Lucky for the family, grandma Estel Jacobson is a para-educator at UP Primary. As Mom was leaving and joking how she had to keep her emotions in check, Grandma caught up to tell her Ali was already playing in the classroom, her tears long forgotten.

The scene of parents and children parting ways played out across University Place on Wednesday for the first day of school. The only other local districts to start Wednesday were Clover Park in neighboring Lakewood and Carbonado in rural East Pierce County. Between the three districts, nearly 18,000 students were back in class Wednesday.

The Steilacoom Historical School District starts Thursday (Aug. 28). All other Pierce County districts start after Labor Day.

University Place wanted to start and end the school year early to avoid the 2015 U.S. Open golf championship at Chambers Bay golf course, which starts June 15. School is set to let out for the year on June 11.

School district officials didn’t like the idea of school buses and children competing for road space with the estimated 235,000 people expected to visit the golf course over the weeklong sporting event, district superintendent Patti Banks said.

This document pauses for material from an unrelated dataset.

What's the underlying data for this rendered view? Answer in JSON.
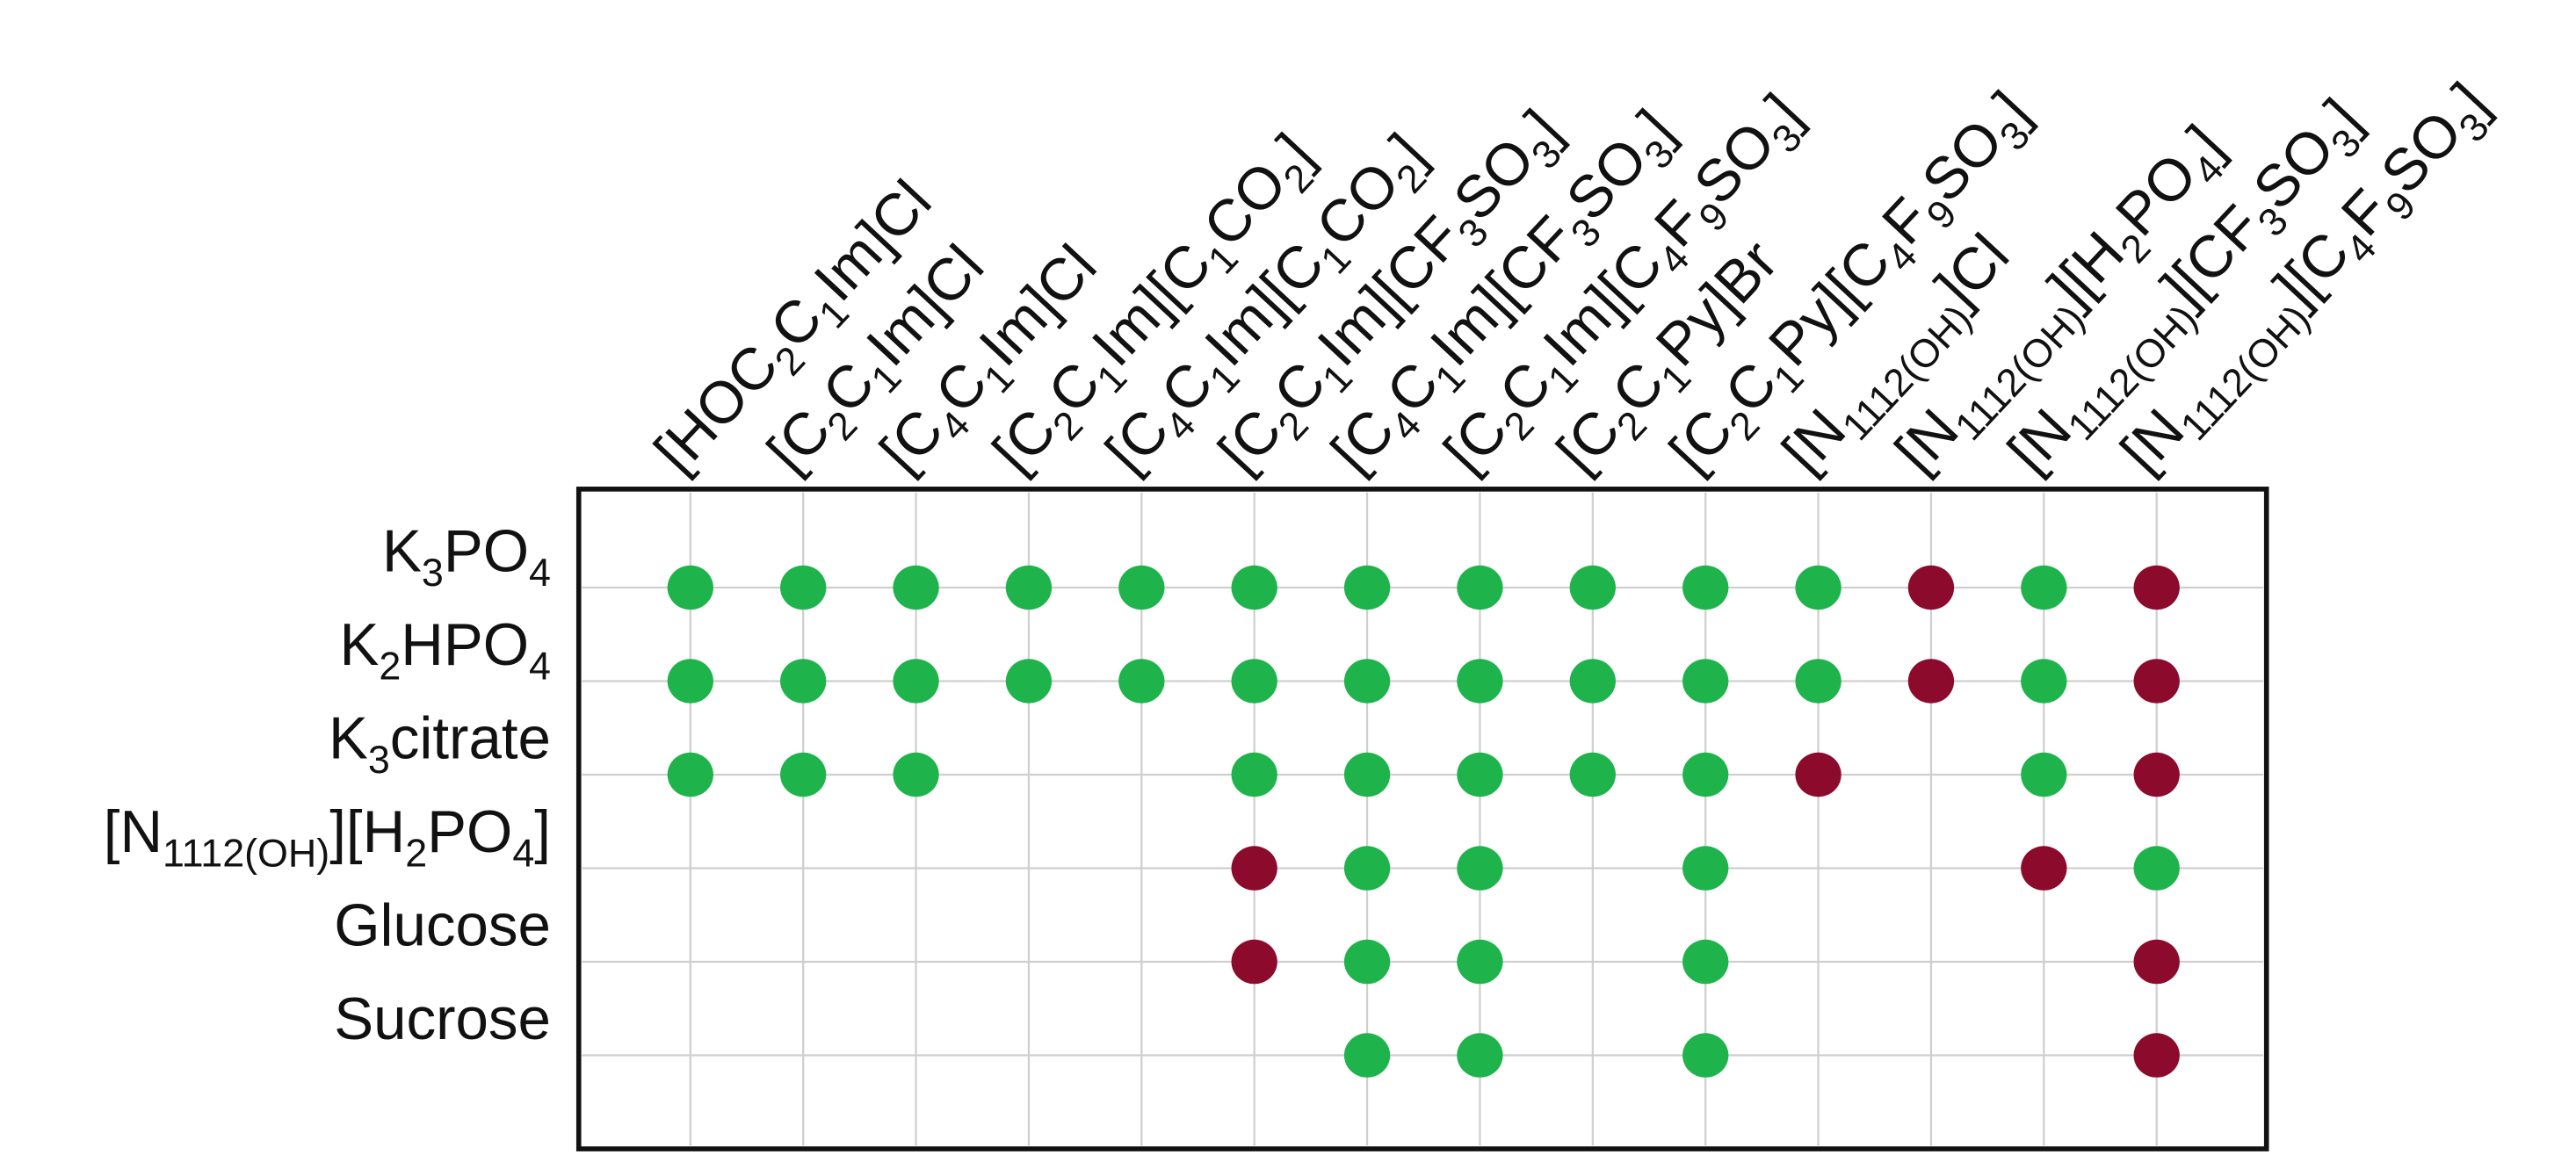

The United States Golf Association has also asked to use some of the district’s parking for the U.S. Open. Details about which schools and how many spaces are still being worked out, said Jeff Chamberlin, district deputy superintendent.

While the district received some complaints about the early start, Banks said that’s typical no matter when the school year gets going.

“There are always a few people whose family vacation plans don’t coincide with the start of school,” she said.

Parents walking their children to school Wednesday said they didn’t mind starting earlier.

“We get to go to the U.S. Open without any issues,” joked Scott Ruffner. He later said the family planned to avoid Grandview Drive, the main road leading to the golf course, during the tournament.

Ruffner and wife Janice were walking Jack, 8, and Grace, 6, to class — a first-day tradition for the family. The siblings were excited for school to start — Grace most for recess, Jack for math class.

Not too far up the road, eighth- and ninth-graders at Curtis Junior High were settling in for first period. About 100 ninth-graders selected as ambassadors briefed the incoming class of roughly 500 eighth graders about the culture of the school.

One ambassador, Dayton Thomas, 15, said he’s not usually excited to come back to school but because he “really liked this school last year” he was ready this year. There’s one thing he’s not looking forward to, though.

“I’m not really excited for homework,” Dayton said. “I’m excited for everything else, but not the homework.”